A supercharged gap between Tesla and the auto industry
- For the June quarter, Tesla reported deliveries of 90,700, down 5% year-over-year (vs. 95,200 in Jun-19), compared to GM down 34%, Toyota down 35%, and Fiat Chrysler down 39%. While an incomplete comparison, in March, Tesla’s global delivery numbers were up 40% year over year compared to the US auto industry down 29%.
- Tesla deliveries in June were up 3% quarter-over-quarter from (88,400 in Mar-20), despite the 33 day Fremont shutdown headwind in the June quarter compared to 8 days in the March quarter.
- Tesla produced 82,300 vehicles in Jun-20, vs. 102,000 in Mar-20. A year ago the company made 87,000 cars.
- Tesla is winning because they have a product that is measurably better than both gas and electric competitors.
Structurally unprofitable concern likely to fade away
Previously there were 4 pillars to the cautionary view on Tesla. To date, two of those concerns have been meaningfully diminished: the company will run out of cash and Tesla can’t manufacture at scale. We believe when the company releases earnings in about a month, the view that Tesla is structurally unprofitable will be meaningfully diminished. Based on the just reported June quarter delivery numbers, we expect the company to report better than expected earnings, potentially near a profit despite the shutdown, and favorable details on continued profitability trends driven by the Shanghai factory and Model Y.

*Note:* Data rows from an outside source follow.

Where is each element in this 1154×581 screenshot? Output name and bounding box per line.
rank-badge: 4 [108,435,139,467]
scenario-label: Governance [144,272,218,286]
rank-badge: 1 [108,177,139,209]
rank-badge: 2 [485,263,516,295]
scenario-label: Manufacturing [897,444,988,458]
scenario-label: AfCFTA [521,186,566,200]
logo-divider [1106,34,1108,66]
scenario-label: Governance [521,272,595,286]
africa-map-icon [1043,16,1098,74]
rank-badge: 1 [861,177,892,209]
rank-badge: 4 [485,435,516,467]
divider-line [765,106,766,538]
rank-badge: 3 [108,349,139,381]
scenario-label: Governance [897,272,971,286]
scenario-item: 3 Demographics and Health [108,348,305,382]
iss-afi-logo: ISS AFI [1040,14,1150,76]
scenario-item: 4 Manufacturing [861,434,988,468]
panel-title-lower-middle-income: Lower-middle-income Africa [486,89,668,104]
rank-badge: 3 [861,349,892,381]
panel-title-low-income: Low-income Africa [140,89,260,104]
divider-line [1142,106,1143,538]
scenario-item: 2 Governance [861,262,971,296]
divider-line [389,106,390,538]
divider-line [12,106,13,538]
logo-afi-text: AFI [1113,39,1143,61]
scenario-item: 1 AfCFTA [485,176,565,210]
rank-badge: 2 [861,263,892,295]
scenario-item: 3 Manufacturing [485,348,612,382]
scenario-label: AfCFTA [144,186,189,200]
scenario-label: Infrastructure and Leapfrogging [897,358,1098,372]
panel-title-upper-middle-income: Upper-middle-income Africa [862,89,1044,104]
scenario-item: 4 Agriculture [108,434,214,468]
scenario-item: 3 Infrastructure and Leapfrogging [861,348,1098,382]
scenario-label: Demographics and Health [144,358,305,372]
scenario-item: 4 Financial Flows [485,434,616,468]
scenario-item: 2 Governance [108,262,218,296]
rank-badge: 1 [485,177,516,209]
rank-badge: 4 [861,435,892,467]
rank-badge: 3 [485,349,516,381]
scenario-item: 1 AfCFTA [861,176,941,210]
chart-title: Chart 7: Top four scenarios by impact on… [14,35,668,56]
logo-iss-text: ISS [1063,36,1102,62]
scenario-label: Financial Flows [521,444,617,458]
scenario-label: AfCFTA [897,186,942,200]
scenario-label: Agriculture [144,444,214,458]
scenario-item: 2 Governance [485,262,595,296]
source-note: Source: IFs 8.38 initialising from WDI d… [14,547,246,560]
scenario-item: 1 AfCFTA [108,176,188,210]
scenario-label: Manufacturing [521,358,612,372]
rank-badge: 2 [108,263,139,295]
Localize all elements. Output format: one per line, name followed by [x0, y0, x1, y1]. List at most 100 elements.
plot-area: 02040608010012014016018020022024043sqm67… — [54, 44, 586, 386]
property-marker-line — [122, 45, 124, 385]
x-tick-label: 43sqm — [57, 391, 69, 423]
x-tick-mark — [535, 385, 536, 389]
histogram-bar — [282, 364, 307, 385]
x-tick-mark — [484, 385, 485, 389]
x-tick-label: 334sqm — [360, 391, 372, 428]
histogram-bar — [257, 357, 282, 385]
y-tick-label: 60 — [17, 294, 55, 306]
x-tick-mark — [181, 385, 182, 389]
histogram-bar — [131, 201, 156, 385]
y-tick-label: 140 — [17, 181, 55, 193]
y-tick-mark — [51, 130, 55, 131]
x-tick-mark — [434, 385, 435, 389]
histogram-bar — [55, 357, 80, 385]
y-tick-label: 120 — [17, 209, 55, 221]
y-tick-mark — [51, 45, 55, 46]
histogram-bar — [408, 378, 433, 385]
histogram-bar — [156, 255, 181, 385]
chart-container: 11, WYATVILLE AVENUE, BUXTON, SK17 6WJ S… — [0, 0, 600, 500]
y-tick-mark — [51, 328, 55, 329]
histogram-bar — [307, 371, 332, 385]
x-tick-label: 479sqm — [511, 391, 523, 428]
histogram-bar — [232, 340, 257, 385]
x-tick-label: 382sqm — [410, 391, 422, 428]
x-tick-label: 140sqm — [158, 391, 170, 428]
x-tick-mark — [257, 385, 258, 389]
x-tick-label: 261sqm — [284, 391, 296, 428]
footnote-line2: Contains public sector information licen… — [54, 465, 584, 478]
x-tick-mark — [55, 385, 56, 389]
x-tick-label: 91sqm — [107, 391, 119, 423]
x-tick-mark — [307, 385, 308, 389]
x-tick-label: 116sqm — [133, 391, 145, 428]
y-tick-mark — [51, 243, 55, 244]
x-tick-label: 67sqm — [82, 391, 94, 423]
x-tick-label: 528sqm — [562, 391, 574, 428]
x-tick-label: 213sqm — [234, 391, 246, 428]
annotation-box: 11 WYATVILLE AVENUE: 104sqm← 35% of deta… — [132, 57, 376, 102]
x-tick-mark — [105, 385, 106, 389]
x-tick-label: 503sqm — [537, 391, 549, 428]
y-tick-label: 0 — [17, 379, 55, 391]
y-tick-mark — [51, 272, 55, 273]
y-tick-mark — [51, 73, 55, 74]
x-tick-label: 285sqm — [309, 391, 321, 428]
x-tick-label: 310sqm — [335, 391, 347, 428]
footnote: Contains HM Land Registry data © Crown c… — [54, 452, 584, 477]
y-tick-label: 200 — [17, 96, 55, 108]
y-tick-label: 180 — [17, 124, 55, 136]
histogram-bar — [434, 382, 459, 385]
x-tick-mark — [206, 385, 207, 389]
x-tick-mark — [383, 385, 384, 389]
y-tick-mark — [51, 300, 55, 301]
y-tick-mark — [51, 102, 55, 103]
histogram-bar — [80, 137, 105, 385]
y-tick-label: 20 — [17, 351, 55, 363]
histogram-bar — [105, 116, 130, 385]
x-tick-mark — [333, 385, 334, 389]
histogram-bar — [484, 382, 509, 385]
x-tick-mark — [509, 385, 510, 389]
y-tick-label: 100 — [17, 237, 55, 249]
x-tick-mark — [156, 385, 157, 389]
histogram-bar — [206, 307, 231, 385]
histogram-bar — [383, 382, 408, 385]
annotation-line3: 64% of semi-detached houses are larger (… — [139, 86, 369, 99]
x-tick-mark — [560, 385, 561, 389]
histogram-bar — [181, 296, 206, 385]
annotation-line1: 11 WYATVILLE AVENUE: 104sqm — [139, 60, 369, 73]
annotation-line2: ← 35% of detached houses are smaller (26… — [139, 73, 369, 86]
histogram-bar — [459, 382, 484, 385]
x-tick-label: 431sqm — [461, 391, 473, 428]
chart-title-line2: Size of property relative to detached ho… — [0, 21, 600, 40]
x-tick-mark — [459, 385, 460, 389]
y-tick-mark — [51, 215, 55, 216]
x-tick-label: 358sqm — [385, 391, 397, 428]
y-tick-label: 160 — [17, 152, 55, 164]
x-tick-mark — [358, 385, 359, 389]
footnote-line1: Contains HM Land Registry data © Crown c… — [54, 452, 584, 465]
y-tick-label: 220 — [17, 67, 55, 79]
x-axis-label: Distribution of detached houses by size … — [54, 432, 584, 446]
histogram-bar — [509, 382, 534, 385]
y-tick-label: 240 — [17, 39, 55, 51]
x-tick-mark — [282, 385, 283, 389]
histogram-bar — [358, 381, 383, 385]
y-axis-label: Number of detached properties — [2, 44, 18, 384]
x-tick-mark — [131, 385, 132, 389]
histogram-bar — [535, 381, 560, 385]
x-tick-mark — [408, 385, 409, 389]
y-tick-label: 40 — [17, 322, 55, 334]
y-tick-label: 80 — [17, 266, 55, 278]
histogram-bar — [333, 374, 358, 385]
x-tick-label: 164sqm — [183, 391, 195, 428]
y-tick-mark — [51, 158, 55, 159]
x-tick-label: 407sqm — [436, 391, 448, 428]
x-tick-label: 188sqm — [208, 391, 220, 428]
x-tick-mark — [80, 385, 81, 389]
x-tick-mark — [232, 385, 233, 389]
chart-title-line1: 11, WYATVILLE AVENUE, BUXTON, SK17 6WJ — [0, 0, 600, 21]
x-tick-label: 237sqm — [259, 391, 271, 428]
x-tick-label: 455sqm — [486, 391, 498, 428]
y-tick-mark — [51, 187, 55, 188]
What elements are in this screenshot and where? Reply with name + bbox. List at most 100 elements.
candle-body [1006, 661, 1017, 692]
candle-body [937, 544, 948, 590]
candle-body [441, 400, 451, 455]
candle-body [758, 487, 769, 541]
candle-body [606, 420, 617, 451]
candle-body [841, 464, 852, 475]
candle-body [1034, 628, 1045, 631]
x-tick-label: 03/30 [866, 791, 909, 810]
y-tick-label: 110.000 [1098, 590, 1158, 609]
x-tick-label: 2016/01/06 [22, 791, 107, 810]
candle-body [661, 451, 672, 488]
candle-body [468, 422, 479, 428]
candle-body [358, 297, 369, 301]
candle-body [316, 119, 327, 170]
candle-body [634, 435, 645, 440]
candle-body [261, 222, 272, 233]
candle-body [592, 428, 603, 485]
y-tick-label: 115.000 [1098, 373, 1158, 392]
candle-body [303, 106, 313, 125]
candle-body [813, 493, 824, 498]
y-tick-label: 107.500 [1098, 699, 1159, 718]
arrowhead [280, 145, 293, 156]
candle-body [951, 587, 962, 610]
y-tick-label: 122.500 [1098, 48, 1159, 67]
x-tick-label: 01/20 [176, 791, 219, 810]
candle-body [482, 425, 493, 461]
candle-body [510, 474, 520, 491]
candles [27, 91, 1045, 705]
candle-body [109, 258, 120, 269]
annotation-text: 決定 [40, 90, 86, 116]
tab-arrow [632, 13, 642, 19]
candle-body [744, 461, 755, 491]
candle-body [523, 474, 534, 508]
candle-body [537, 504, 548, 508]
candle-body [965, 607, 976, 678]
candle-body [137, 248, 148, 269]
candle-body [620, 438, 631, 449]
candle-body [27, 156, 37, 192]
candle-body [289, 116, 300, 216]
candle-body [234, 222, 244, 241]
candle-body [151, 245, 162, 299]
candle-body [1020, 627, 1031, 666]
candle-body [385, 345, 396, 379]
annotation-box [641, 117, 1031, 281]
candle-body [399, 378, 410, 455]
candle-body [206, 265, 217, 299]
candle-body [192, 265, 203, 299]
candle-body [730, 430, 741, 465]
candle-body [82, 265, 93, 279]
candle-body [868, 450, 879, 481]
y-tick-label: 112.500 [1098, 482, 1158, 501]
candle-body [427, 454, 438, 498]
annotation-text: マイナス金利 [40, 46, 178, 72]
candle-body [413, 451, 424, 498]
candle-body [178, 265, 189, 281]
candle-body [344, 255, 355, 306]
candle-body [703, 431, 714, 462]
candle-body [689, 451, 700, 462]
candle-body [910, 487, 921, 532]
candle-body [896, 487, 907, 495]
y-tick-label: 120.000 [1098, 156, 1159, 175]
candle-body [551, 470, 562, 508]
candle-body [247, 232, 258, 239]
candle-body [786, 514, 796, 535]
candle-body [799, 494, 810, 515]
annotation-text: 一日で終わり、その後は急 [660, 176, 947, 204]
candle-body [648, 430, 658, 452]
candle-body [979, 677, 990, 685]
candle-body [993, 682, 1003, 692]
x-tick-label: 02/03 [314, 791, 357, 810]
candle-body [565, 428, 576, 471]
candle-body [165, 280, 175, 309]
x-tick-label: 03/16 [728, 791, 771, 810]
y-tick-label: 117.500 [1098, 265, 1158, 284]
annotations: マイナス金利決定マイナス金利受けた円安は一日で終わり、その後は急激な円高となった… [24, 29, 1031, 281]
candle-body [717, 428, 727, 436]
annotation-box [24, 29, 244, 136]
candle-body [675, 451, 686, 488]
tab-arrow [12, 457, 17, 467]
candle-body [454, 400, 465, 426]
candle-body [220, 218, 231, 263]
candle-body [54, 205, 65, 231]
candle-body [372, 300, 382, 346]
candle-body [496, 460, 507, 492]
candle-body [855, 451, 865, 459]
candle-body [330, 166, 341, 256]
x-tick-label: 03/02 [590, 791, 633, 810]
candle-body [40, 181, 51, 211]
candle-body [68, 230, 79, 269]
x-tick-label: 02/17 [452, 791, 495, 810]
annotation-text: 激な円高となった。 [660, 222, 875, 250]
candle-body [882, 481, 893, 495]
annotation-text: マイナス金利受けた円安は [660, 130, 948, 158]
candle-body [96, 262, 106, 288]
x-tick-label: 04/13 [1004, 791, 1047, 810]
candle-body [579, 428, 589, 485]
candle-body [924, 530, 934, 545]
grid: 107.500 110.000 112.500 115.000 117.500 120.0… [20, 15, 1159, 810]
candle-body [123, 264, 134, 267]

Valuation concern will remain
Reducing the concern related to profitability leaves valuation as the only remaining pillar to the cautious view on shares of TSLA. If Tesla can continue to capture 70-80% share of the US EV market, we expect shares to remain richly valued and continue higher given the vast market potential over the next 10-20 years.
The auto industry’s dilemma
It’s becoming more clear that it will be difficult for traditional automakers to catch up to Tesla, as demand for Teslas continues to outpace the broader industry. As the company scales to meet demand, Tesla’s price-performance gap versus other carmakers will widen, because other carmakers are producing EVs sub-scale, creating a dilemma:
- If traditional auto releases a car with features and range at parity and sells the car at cost, it will be priced 10-25% higher than a comparable Tesla. This will soften demand and lead to further market share loss.
- If traditional auto subsidizes vehicles to gain market share they will lose money with limited margin cushion. The more they sell, the more money they lose. Taking it to the logical end, we believe car companies that have been around for 50+ years will eventually (10 years from now) be forced to restructure or go out of business.
The Move to electric is just beginning
This year, we believe 3-5% of cars sold in the US will be electric. Musk has been right on production to date and expects deliveries to grow at 40-50% per year over the next decade, which implies ramping annual production from about 500k vehicles today to over 15 million in 2030.